Bruxelles, 01/08/2011 (Agence Europe) - L'Union européenne a décidé lundi 1er août de renforcer ses sanctions contre le régime de Damas et a demandé au Conseil de sécurité des Nations unies d'agir pour mettre fin aux violences, après l'intervention de l'armée syrienne à Hama qui a fait une centaine de morts.
Dimanche 31 juillet, lors d'une intervention massive dans les villes rebelles du pays, l'armée et les forces de sécurité syriennes ont tué 139 personnes, dont cent à Hama, selon un décompte de l'AFP réalisé à partir de bilans de plusieurs organisations de défense des droits de l'Homme.
« Il est temps pour le Conseil de sécurité de prendre une position claire sur la nécessité de mettre fin à la violence », a affirmé lundi 1er août Mme Ashton dans un communiqué. Le Conseil de sécurité de l'ONU a prévu de se réunir d'urgence plus tard dans la journée. Mme Ashton a par ailleurs confirmé la décision de l'UE de sanctionner cinq nouveaux proches du président syrien Bachar al-Assad.

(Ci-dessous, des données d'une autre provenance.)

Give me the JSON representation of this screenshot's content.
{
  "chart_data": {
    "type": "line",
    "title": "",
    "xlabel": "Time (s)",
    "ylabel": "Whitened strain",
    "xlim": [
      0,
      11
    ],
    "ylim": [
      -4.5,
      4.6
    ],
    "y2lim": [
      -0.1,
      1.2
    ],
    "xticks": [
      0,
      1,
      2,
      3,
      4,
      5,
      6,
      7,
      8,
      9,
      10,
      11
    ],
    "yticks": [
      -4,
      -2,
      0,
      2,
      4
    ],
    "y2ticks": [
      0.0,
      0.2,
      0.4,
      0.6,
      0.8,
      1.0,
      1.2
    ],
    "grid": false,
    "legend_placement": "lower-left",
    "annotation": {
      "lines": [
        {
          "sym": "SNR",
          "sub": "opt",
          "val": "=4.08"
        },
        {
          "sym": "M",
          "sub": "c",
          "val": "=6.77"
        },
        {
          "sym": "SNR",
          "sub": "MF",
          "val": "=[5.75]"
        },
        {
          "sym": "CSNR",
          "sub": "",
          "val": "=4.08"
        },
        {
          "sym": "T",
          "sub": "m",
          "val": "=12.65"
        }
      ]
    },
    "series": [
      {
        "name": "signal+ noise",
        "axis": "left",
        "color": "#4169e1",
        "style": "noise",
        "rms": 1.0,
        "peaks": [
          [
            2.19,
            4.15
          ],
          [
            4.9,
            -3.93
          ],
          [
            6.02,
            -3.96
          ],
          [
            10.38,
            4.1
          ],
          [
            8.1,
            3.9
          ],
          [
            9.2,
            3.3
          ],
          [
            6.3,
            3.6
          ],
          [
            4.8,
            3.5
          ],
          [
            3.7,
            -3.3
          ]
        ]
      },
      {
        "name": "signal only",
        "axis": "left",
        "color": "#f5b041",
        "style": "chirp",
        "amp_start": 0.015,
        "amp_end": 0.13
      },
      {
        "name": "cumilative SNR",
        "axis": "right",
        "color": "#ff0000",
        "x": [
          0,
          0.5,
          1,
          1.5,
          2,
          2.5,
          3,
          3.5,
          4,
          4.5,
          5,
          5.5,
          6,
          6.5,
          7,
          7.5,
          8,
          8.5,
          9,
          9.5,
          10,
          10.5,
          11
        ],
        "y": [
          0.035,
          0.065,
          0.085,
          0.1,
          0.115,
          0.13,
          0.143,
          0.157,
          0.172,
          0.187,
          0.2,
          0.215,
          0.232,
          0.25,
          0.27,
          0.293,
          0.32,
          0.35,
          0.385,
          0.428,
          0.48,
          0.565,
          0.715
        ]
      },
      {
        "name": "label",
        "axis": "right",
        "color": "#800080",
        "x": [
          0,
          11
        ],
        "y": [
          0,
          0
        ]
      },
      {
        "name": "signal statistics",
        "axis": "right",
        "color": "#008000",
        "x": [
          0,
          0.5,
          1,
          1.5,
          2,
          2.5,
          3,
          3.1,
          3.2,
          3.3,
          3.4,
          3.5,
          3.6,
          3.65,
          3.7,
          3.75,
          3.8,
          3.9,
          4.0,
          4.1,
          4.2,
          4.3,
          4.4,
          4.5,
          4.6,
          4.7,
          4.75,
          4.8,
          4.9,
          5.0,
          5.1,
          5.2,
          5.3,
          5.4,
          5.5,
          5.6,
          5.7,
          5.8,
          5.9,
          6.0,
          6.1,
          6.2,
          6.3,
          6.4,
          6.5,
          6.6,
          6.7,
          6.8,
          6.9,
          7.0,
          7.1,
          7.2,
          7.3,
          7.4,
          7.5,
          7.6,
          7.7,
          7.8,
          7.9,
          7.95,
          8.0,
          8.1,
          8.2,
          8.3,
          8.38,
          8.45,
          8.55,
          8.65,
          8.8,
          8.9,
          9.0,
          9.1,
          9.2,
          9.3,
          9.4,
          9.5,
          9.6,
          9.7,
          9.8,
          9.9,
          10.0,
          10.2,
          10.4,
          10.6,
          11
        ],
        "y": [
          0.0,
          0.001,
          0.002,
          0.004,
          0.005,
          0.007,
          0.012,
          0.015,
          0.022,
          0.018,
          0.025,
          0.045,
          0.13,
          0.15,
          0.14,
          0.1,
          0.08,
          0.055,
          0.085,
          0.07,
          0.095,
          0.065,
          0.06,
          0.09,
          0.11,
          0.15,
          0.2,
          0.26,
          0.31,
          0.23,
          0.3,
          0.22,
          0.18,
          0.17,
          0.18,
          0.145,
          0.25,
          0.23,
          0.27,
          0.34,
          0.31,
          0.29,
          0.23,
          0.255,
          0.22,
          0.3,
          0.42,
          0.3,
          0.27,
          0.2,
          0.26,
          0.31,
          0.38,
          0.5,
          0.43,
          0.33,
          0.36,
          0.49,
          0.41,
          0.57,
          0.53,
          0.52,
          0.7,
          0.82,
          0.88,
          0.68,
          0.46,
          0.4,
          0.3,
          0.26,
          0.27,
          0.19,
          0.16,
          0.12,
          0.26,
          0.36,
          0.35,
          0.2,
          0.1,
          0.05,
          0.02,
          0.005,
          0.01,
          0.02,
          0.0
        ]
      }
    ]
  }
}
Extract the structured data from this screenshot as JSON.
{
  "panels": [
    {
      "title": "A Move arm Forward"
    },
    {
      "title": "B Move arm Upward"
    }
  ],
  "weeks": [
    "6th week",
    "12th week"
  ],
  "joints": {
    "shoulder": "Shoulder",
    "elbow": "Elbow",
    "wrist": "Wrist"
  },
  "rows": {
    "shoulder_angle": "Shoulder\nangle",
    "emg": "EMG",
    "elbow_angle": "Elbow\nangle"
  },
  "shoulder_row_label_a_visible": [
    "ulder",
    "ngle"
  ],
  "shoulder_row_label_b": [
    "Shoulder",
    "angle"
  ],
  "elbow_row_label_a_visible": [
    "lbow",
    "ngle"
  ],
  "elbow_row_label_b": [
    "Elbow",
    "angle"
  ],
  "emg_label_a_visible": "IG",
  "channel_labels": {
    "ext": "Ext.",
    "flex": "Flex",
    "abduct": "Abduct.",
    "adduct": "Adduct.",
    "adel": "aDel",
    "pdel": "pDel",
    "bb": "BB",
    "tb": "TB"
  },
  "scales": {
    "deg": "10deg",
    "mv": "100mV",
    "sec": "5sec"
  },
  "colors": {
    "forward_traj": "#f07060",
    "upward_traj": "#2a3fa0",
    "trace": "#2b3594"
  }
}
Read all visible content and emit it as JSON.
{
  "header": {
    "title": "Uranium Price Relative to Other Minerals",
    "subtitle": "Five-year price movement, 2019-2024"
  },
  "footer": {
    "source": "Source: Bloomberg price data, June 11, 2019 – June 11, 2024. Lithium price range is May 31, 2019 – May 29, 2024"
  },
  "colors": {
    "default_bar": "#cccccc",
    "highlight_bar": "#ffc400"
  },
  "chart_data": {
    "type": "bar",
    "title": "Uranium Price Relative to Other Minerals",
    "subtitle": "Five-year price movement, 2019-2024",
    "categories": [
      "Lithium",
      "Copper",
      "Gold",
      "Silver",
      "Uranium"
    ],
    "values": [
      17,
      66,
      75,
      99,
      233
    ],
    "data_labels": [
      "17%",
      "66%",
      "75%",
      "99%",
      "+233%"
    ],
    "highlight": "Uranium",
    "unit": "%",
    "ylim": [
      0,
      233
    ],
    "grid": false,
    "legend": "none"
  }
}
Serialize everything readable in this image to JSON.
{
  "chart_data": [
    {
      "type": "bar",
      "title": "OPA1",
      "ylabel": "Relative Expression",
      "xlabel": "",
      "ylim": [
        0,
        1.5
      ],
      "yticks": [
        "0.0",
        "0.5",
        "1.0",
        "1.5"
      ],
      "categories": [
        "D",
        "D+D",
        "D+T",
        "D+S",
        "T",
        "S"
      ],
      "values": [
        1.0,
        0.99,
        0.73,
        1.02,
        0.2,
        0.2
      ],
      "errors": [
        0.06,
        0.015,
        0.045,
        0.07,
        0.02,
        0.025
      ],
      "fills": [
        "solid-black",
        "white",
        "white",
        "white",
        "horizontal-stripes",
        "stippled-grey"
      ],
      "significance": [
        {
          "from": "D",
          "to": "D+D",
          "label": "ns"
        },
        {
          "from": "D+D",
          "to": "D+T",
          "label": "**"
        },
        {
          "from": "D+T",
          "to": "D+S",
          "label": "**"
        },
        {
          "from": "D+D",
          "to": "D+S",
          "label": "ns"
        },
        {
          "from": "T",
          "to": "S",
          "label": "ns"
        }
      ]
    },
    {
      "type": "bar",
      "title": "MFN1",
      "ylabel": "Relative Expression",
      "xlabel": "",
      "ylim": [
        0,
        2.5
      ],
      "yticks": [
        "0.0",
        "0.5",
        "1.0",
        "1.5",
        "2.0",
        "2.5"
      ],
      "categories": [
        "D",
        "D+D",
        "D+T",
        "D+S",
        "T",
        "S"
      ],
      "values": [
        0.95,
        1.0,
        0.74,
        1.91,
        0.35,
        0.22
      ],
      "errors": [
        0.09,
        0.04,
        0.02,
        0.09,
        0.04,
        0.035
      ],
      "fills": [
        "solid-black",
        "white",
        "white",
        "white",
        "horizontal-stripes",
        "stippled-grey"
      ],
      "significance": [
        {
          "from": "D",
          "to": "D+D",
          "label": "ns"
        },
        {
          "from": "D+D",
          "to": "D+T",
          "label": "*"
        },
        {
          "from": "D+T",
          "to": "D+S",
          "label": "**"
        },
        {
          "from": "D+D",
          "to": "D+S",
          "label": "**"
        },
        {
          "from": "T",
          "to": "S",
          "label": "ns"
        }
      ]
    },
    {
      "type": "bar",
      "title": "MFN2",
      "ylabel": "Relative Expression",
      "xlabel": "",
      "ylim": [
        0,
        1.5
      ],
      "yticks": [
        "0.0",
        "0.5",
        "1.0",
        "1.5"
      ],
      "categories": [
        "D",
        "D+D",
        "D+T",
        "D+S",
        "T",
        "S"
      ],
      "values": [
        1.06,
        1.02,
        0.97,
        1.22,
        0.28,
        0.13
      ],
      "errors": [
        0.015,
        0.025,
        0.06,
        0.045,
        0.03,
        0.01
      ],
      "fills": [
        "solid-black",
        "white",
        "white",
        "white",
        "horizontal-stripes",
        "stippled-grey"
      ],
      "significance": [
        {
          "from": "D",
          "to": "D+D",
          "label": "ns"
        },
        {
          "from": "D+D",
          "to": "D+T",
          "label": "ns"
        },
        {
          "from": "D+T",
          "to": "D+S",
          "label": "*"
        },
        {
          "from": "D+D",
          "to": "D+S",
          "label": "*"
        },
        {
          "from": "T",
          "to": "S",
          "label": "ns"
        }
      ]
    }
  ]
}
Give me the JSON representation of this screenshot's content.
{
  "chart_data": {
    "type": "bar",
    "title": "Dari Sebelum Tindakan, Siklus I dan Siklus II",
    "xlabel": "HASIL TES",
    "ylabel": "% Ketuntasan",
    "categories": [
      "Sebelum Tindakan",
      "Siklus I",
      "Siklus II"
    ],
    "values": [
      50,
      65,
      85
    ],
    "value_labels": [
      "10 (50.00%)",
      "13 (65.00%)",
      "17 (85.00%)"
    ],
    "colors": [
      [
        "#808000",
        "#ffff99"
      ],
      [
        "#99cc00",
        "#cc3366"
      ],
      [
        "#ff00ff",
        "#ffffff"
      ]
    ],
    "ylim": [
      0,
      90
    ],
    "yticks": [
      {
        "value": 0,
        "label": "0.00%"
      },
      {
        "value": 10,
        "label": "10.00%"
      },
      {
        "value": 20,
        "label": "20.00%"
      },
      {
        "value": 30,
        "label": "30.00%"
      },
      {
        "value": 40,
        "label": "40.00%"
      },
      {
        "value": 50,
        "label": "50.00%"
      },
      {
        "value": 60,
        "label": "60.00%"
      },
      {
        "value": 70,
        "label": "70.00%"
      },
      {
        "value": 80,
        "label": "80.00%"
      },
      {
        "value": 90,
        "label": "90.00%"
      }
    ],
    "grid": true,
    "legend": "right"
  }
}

Le renforcement des sanctions n'est pas une réaction aux évènements du week-end, car la décision était prévue depuis jeudi dernier.
« Aujourd'hui (lundi), l'UE a décidé d'imposer de nouvelles mesures restrictives, sous la forme d'un gel des avoirs et d'une interdiction de voyager à l'encontre de cinq individus syriens impliqués ou associés à la répression violente », a affirmé la Haute représentante de l'UE pour les Affaires étrangères. Les noms de ces cinq individus doivent être publiés mardi 2 août dans le Journal officiel de l'UE. Il s'agit du quatrième train de sanctions de l'UE à l'encontre de caciques du régime syrien. Le président syrien lui-même ainsi que des sociétés liées au pouvoir et des responsables des Gardiens de la révolution iraniens, accusés d'aider le régime syrien à mater les contestataires, ont déjà été sanctionnés par l'UE.
Tout en appelant les autorités syriennes « à relâcher tout les prisonniers politiques sans autre délai et instituer un véritable et inclusif dialogue national », la Haute représentante a tenu à prévenir que l'UE va suivre de près l'évolution de la situation et qu'elle se tient prête à étendre davantage les mesures restrictives « si les hommes politiques syriens persistent dans la voie actuelle ». « Je tiens à rappeler aux autorités syriennes leur responsabilité à protéger la population », affirme aussi Mme Ashton. « La violence brutale crée un risque sérieux d'escalade des tensions et des divisions entre factions et n'est pas compatible avec de vastes réformes », a-t-elle ajouté.
Le président américain Barack Obama s'est dit « horrifié » par les événements en cours et a assuré que Washington allait chercher à isoler un peu plus Damas. L'Italie et l'Allemagne ont réclamé une réunion d'urgence du Conseil de sécurité de l'ONU, tandis que le chef de la diplomatie britannique, William Hague, a demandé « davantage de pression internationale » sur la Syrie. Le ministre belge des Affaires étrangères, Steven Vanackere, a affirmé qu'il soutenait « la proposition allemande et française d'un débat approfondi au Conseil de sécurité des Nations unies » afin de donner « un signal clair au régime syrien que cette violence doit cesser immédiatement ». Depuis le début de la contestation, la répression a fait quelque 2 000 morts, dont plus de 1 600 civils, selon des militants des droits de l'Homme.
Dans un communiqué datant de dimanche, la chef de la diplomatie européenne Catherine Ashton s'est déclarée « choquée » après « l'intervention des forces militaire syriennes totalement injustifiable dans la ville de Hama ». Soulignant que ces violences interviennent à la veille du Ramadan, Mme Ashton a relevé que « l'armée syrienne et les forces de sécurité ont le devoir de protéger les populations civiles, pas de les massacrer ». Mme Ashton conclut: « Ces derniers développements montrent une fois encore la vacuité des promesses de réforme faites par le gouvernement. La seule façon de sortir de cette crise est de passer par un véritable dialogue national avec l'opposition ». Le président du Parlement européen, Jerzy Buzek, a dénoncé un « massacre » et appelé Damas à commencer la passation du pouvoir. (L.C.)